The vast majority of everything you see at The Collective is available to buy. From the sofas, tables, kitchenware and lighting.

Guests can peruse the British-made furnishings, lighting and finishes made and sourced in collaboration with manufacturers and artisans such as Tyson lighting, Stucco & Stucco, Ceramique Internationale Ltd, and Staunton & Hughes.

Most of the furniture is made to order and is customisable. Interior design experts will be on-hand to discuss bespoke furniture and finish options with guests, helping them to pick the perfect pieces to suit their home and style.

For those wanting a more extensive interior design service, appointments with The Collective’s experienced, award-winning interior designers can be booked.

Ms Pyrce said: “I think the exciting bit is about to start because we will change the interior every 12 to 18 months, selling off the furniture in here and then within that period we'll have designed and gone into manufacture with different styles.
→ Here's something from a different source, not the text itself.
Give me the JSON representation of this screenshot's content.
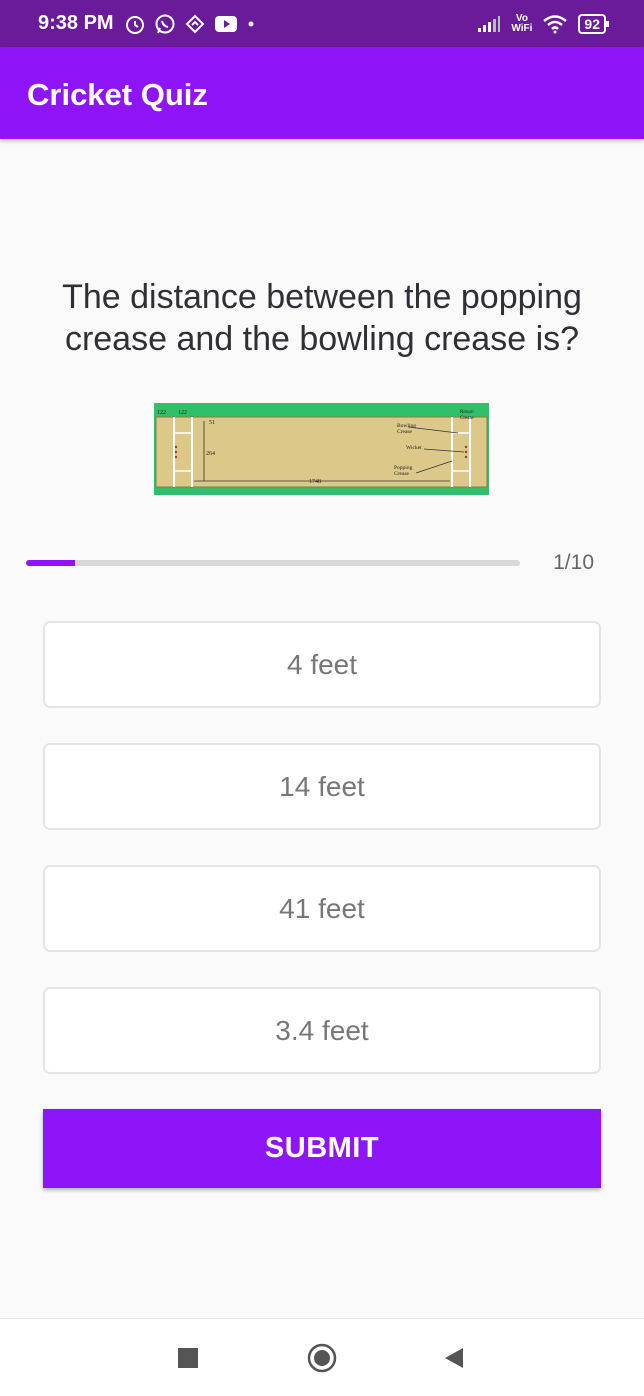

It will be evolving.

“We've partnered with Whitewall Galleries and they're going to change their artwork out every six to eight months, which will make the space feel different and showcase what we can do as designers.”

She added: “It’s an extension of a showroom for me and my design team and it's great to be able to bring clients in, provide them with a great lunch and show them a site that we've designed.

“It’s always been a dream of mine to have my own furniture and lighting and it complements my company well because it means that we're all-encompassing.

“Everything in the store you can buy. Everything's bespoke from the lighting to the furniture - nothing's bought off the shelf.”

The food matches the curated design, with brunch and lunch options, including all-day bowls, New York deli bagels, artisan pastries and salads.

Charcuterie and cheese boards are ideal for nibbling on and are made using locally sourced ingredients.

Whether you’re meeting a friend for coffee or you’re looking for a new after-work drink spot, The Collective has got you covered with a selection of coffees from Maude Coffee, organic wine from Eden Wines and an extensive cocktail menu.

Take-out food and drink options are also available.

As well as the café and retail space, The Collective has moveable bookcases that reveal cosy corners for hosting meetings or catching up on work emails.

A full programme of events and creative workshops is planned for the 1,819 square foot space.

Ms Pryce said: “We will be doing events each month, where we might have a new artist come in and showcase their work or we might have a book reading by a local author.

“We also want to do things like wreath-making at Christmas and we're going to have an art class with a friend of mine.

“We want people to bring kids in, we want families here.

“One of the things I found when I had my daughter was that I wanted to go into these nice places, but I never felt like I could take her in them.

“I want people to bring the kids in here, sit them down at the table at the back, let them draw while parents sit and have something to eat.

“We want it to be a warm, inviting space."

She added: “Ultimately, we wanted to create a feast for the eyes as well as offering a space where people could re-fuel with some incredible food and drinks.

"Guests can peruse the art and dreamy décor in a chilled atmosphere, giving them time to immerse themselves in the great-quality, hand-crafted goods we have for sale.”